After reading her book, Dean also interviewed Goldberg to discuss why Dominionists desire to control the courts. Here's an excerpt from his column:
Christian Nationalists Seek To Use the Courts to Implement Their AgendaI think I know another name that could be added to this list.
It's well-established that the religious right seeks to use the courts to outlaw abortion, to return prayer to the public square, and lower the barriers separating church and state. What was news to me, however, was Goldberg's finding that the "entire Christian nationalist agenda ultimately hinges on conquering the courts." Christian nationalists, who have been working with others in the conservative movement, have declared nothing short of a war on the federal courts.
Reconstructionist leaders see federal judges -- probably correctly, Goldberg notes -- "as the only thing protecting American secularism. They know that if they can take the courts, they'll have the country." Their strategy to take the courts is twofold, although, as Goldberg notes, it's also "somewhat contradictory" -- and it envisions a protracted battle.
First, Christian nationalists plan to pressure politicians "to pack the bench with their ideological allies," and they are "training a new generation of home schooled jurists who will approach the law with a Christian worldview." Christian nationalists are among the strongest proponents of home schooling, with somewhere between one and two million children now being so educated.
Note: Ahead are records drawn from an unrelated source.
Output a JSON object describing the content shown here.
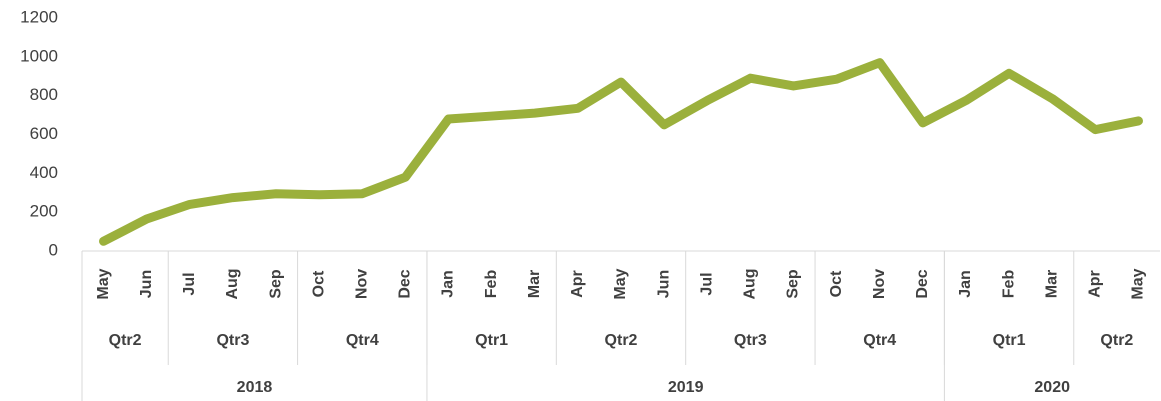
{
  "chart_data": {
    "type": "line",
    "categories": [
      "May",
      "Jun",
      "Jul",
      "Aug",
      "Sep",
      "Oct",
      "Nov",
      "Dec",
      "Jan",
      "Feb",
      "Mar",
      "Apr",
      "May",
      "Jun",
      "Jul",
      "Aug",
      "Sep",
      "Oct",
      "Nov",
      "Dec",
      "Jan",
      "Feb",
      "Mar",
      "Apr",
      "May"
    ],
    "quarter_labels": [
      "Qtr2",
      null,
      "Qtr3",
      null,
      null,
      "Qtr4",
      null,
      null,
      "Qtr1",
      null,
      null,
      "Qtr2",
      null,
      null,
      "Qtr3",
      null,
      null,
      "Qtr4",
      null,
      null,
      "Qtr1",
      null,
      null,
      "Qtr2",
      null
    ],
    "year_labels": [
      "2018",
      null,
      null,
      null,
      null,
      null,
      null,
      null,
      "2019",
      null,
      null,
      null,
      null,
      null,
      null,
      null,
      null,
      null,
      null,
      null,
      "2020",
      null,
      null,
      null,
      null
    ],
    "series": [
      {
        "color": "#9bb03c",
        "values": [
          50,
          165,
          240,
          275,
          295,
          290,
          295,
          380,
          680,
          695,
          710,
          735,
          870,
          650,
          775,
          890,
          850,
          885,
          970,
          660,
          775,
          915,
          785,
          625,
          670
        ]
      }
    ],
    "ylim": [
      0,
      1200
    ],
    "yticks": [
      0,
      200,
      400,
      600,
      800,
      1000,
      1200
    ]
  }
}
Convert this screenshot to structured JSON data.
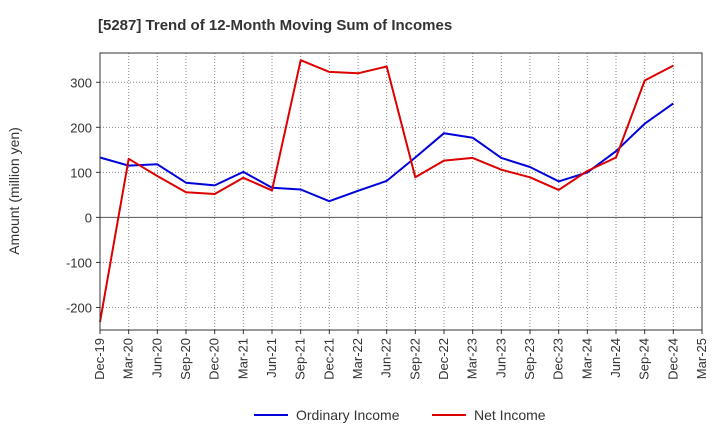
{
  "chart_data": {
    "type": "line",
    "title": "[5287]  Trend of 12-Month Moving Sum of Incomes",
    "xlabel": "",
    "ylabel": "Amount (million yen)",
    "ylim": [
      -250,
      365
    ],
    "yticks": [
      300,
      200,
      100,
      0,
      -100,
      -200
    ],
    "yticklabels": [
      "300",
      "200",
      "100",
      "0",
      "-100",
      "-200"
    ],
    "categories": [
      "Dec-19",
      "Mar-20",
      "Jun-20",
      "Sep-20",
      "Dec-20",
      "Mar-21",
      "Jun-21",
      "Sep-21",
      "Dec-21",
      "Mar-22",
      "Jun-22",
      "Sep-22",
      "Dec-22",
      "Mar-23",
      "Jun-23",
      "Sep-23",
      "Dec-23",
      "Mar-24",
      "Jun-24",
      "Sep-24",
      "Dec-24",
      "Mar-25"
    ],
    "grid": true,
    "legend_position": "bottom",
    "series": [
      {
        "name": "Ordinary Income",
        "color": "#0000dd",
        "values": [
          133,
          115,
          118,
          77,
          71,
          101,
          66,
          62,
          36,
          59,
          81,
          133,
          187,
          177,
          132,
          112,
          80,
          100,
          147,
          208,
          253,
          null
        ]
      },
      {
        "name": "Net Income",
        "color": "#dd0000",
        "values": [
          -232,
          130,
          92,
          56,
          52,
          88,
          60,
          349,
          323,
          320,
          335,
          89,
          126,
          132,
          106,
          89,
          61,
          103,
          133,
          304,
          337,
          null
        ]
      }
    ]
  }
}
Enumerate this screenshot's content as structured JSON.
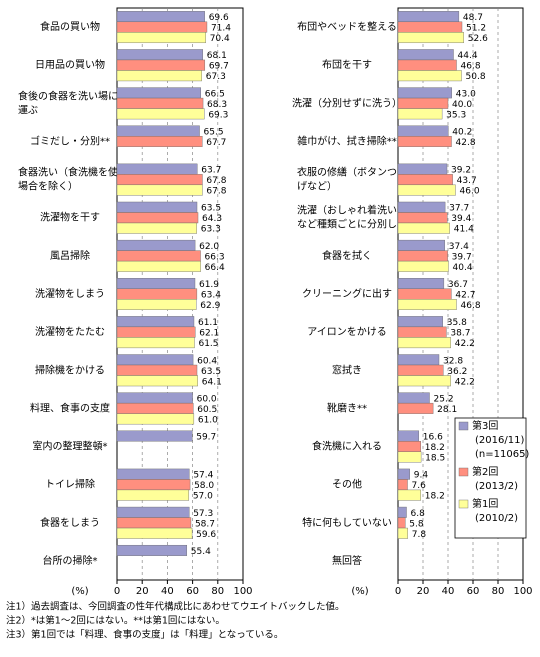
{
  "chart_data": [
    {
      "type": "bar",
      "orientation": "horizontal",
      "categories": [
        "食品の買い物",
        "日用品の買い物",
        "食後の食器を洗い場に\n運ぶ",
        "ゴミだし・分別**",
        "食器洗い（食洗機を使う\n場合を除く）",
        "洗濯物を干す",
        "風呂掃除",
        "洗濯物をしまう",
        "洗濯物をたたむ",
        "掃除機をかける",
        "料理、食事の支度",
        "室内の整理整頓*",
        "トイレ掃除",
        "食器をしまう",
        "台所の掃除*"
      ],
      "series": [
        {
          "color": "#9a9acc",
          "values": [
            69.6,
            68.1,
            66.5,
            65.5,
            63.7,
            63.5,
            62.0,
            61.9,
            61.1,
            60.4,
            60.0,
            59.7,
            57.4,
            57.3,
            55.4
          ],
          "value_labels": [
            "69.6",
            "68.1",
            "66.5",
            "65.5",
            "63.7",
            "63.5",
            "62.0",
            "61.9",
            "61.1",
            "60.4",
            "60.0",
            "59.7",
            "57.4",
            "57.3",
            "55.4"
          ]
        },
        {
          "color": "#ff8f7f",
          "values": [
            71.4,
            69.7,
            68.3,
            67.7,
            67.8,
            64.3,
            66.3,
            63.4,
            62.1,
            63.5,
            60.5,
            null,
            58.0,
            58.7,
            null
          ],
          "value_labels": [
            "71.4",
            "69.7",
            "68.3",
            "67.7",
            "67.8",
            "64.3",
            "66.3",
            "63.4",
            "62.1",
            "63.5",
            "60.5",
            null,
            "58.0",
            "58.7",
            null
          ]
        },
        {
          "color": "#ffff99",
          "values": [
            70.4,
            67.3,
            69.3,
            null,
            67.8,
            63.3,
            66.4,
            62.9,
            61.5,
            64.1,
            61.0,
            null,
            57.0,
            59.6,
            null
          ],
          "value_labels": [
            "70.4",
            "67.3",
            "69.3",
            null,
            "67.8",
            "63.3",
            "66.4",
            "62.9",
            "61.5",
            "64.1",
            "61.0",
            null,
            "57.0",
            "59.6",
            null
          ]
        }
      ],
      "xlim": [
        0,
        100
      ],
      "xticks": [
        0,
        20,
        40,
        60,
        80,
        100
      ],
      "x_unit": "(%)",
      "grid": true
    },
    {
      "type": "bar",
      "orientation": "horizontal",
      "categories": [
        "布団やベッドを整える",
        "布団を干す",
        "洗濯（分別せずに洗う）",
        "雑巾がけ、拭き掃除**",
        "衣服の修繕（ボタンつけや裾上\nげなど）",
        "洗濯（おしゃれ着洗いや手洗い\nなど種類ごとに分別して洗う）",
        "食器を拭く",
        "クリーニングに出す",
        "アイロンをかける",
        "窓拭き",
        "靴磨き**",
        "食洗機に入れる",
        "その他",
        "特に何もしていない",
        "無回答"
      ],
      "series": [
        {
          "name": "第3回",
          "period": "(2016/11)",
          "sample": "(n=11065)",
          "color": "#9a9acc",
          "values": [
            48.7,
            44.4,
            43.0,
            40.2,
            39.2,
            37.7,
            37.4,
            36.7,
            35.8,
            32.8,
            25.2,
            16.6,
            9.4,
            6.8,
            null
          ],
          "value_labels": [
            "48.7",
            "44.4",
            "43.0",
            "40.2",
            "39.2",
            "37.7",
            "37.4",
            "36.7",
            "35.8",
            "32.8",
            "25.2",
            "16.6",
            "9.4",
            "6.8",
            null
          ]
        },
        {
          "name": "第2回",
          "period": "(2013/2)",
          "color": "#ff8f7f",
          "values": [
            51.2,
            46.8,
            40.0,
            42.8,
            43.7,
            39.4,
            39.7,
            42.7,
            38.7,
            36.2,
            28.1,
            18.2,
            7.6,
            5.8,
            null
          ],
          "value_labels": [
            "51.2",
            "46.8",
            "40.0",
            "42.8",
            "43.7",
            "39.4",
            "39.7",
            "42.7",
            "38.7",
            "36.2",
            "28.1",
            "18.2",
            "7.6",
            "5.8",
            null
          ]
        },
        {
          "name": "第1回",
          "period": "(2010/2)",
          "color": "#ffff99",
          "values": [
            52.6,
            50.8,
            35.3,
            null,
            46.0,
            41.4,
            40.4,
            46.8,
            42.2,
            42.2,
            null,
            18.5,
            18.2,
            7.8,
            null
          ],
          "value_labels": [
            "52.6",
            "50.8",
            "35.3",
            null,
            "46.0",
            "41.4",
            "40.4",
            "46.8",
            "42.2",
            "42.2",
            null,
            "18.5",
            "18.2",
            "7.8",
            null
          ]
        }
      ],
      "xlim": [
        0,
        100
      ],
      "xticks": [
        0,
        20,
        40,
        60,
        80,
        100
      ],
      "x_unit": "(%)",
      "grid": true,
      "legend": "lower-right"
    }
  ],
  "notes": [
    "注1）過去調査は、今回調査の性年代構成比にあわせてウエイトバックした値。",
    "注2）*は第1～2回にはない。**は第1回にはない。",
    "注3）第1回では「料理、食事の支度」は「料理」となっている。"
  ]
}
One of the handbooks of the Christian nationalists, which Goldberg found at a convention for home-schoolers, was How to Dethrone the Imperial Judiciary by Edwin Vieira, who has alluded, Goldberg reports, "to Stalin's purges as a way of dealing with liberal judges."
If any home-schooled jurist has reached the federal bench, it escaped my fast perusal of recent appointees. So these plans have yet to be fully implemented, to say the least.
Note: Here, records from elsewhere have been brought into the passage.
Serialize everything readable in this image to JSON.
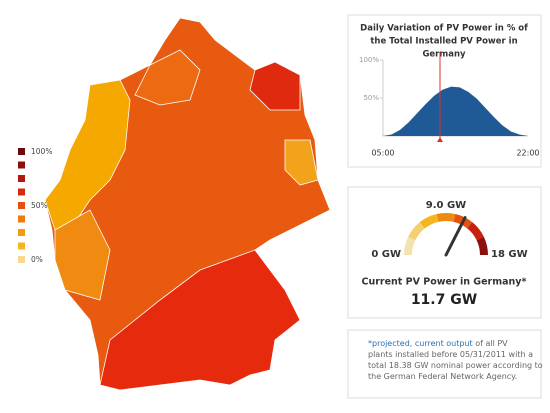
{
  "map_legend": {
    "colors": [
      "#6b0a0a",
      "#8c1010",
      "#b01a10",
      "#d42a10",
      "#e65010",
      "#ee7a10",
      "#f39a12",
      "#f4b520",
      "#f8d890"
    ],
    "labels": [
      "100%",
      "50%",
      "0%"
    ]
  },
  "chart_data": {
    "type": "area",
    "title_lines": [
      "Daily Variation of PV Power in % of",
      "the Total Installed PV Power in",
      "Germany"
    ],
    "categories": [
      "05:00",
      null,
      null,
      null,
      null,
      null,
      null,
      null,
      null,
      null,
      null,
      null,
      null,
      null,
      null,
      null,
      null,
      "22:00"
    ],
    "values": [
      0,
      2,
      8,
      18,
      30,
      42,
      53,
      61,
      65,
      64,
      58,
      49,
      37,
      25,
      14,
      6,
      2,
      0
    ],
    "color": "#1f5a96",
    "ylim": [
      0,
      100
    ],
    "yticks": [
      {
        "value": 50,
        "label": "50%"
      },
      {
        "value": 100,
        "label": "100%"
      }
    ]
  },
  "gauge": {
    "min": {
      "value": 0,
      "label": "0 GW"
    },
    "mid": {
      "value": 9,
      "label": "9.0 GW"
    },
    "max": {
      "value": 18,
      "label": "18 GW"
    },
    "value": 11.7,
    "value_label": "11.7 GW",
    "title": "Current PV Power in Germany*"
  },
  "note": {
    "link": "*projected, current output",
    "text": " of all PV plants installed before 05/31/2011 with a total 18.38 GW nominal power according to the German Federal Network Agency."
  }
}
Second, accompanying the attempt at court-packing, Goldberg reports that Christian nationalists are "trying to strip the courts of much of their current authority" while "railing against judges who override the popular will." Or as Goldberg nicely summarizes Christian nationalists' strategy, they "are simultaneously fighting a war for the judiciary and a war on it."
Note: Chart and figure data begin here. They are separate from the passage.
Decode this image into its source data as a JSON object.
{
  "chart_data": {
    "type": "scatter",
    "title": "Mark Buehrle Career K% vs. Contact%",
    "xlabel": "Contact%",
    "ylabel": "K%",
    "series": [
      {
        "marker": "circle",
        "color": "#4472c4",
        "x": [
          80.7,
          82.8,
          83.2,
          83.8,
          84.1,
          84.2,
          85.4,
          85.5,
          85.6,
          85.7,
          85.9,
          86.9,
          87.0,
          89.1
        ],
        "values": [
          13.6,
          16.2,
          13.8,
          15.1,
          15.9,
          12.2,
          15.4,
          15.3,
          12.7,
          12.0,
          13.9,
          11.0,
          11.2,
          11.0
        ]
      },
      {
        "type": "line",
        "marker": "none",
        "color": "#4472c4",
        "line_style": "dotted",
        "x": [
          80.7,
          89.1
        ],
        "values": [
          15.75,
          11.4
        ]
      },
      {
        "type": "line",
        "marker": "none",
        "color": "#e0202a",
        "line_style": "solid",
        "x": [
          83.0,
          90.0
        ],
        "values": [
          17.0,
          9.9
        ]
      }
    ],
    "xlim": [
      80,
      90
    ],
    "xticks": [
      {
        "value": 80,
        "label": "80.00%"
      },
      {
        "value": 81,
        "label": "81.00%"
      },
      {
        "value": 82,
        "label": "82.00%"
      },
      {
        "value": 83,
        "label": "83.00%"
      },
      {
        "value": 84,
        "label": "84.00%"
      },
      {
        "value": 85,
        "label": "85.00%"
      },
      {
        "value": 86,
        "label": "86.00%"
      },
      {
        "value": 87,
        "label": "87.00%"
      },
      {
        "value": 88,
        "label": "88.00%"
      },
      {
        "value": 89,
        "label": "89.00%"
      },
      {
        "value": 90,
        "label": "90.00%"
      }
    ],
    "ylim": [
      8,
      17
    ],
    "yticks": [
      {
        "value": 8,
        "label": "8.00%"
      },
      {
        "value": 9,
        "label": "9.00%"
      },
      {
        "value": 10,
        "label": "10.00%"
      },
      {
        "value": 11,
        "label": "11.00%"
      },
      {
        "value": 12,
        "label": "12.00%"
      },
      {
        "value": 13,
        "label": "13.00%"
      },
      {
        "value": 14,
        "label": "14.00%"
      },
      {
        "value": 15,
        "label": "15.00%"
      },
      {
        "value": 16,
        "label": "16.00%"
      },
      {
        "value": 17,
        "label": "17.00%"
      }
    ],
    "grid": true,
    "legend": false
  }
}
Goldberg cites two right-wing judges nominated by President Bush as the kind who would satisfy the court packing plans of the Christian nationalists. Both judges -- William Pryor and Janice Rogers Brown -- initially provoked Democratic filibusters. Unfortunately, my quick search of the debate in the Senate on these two highly controversial nominees does not reveal that anyone in the Senate opposing these nominees was aware that behind them, lurked the hand of the Christian nationalists.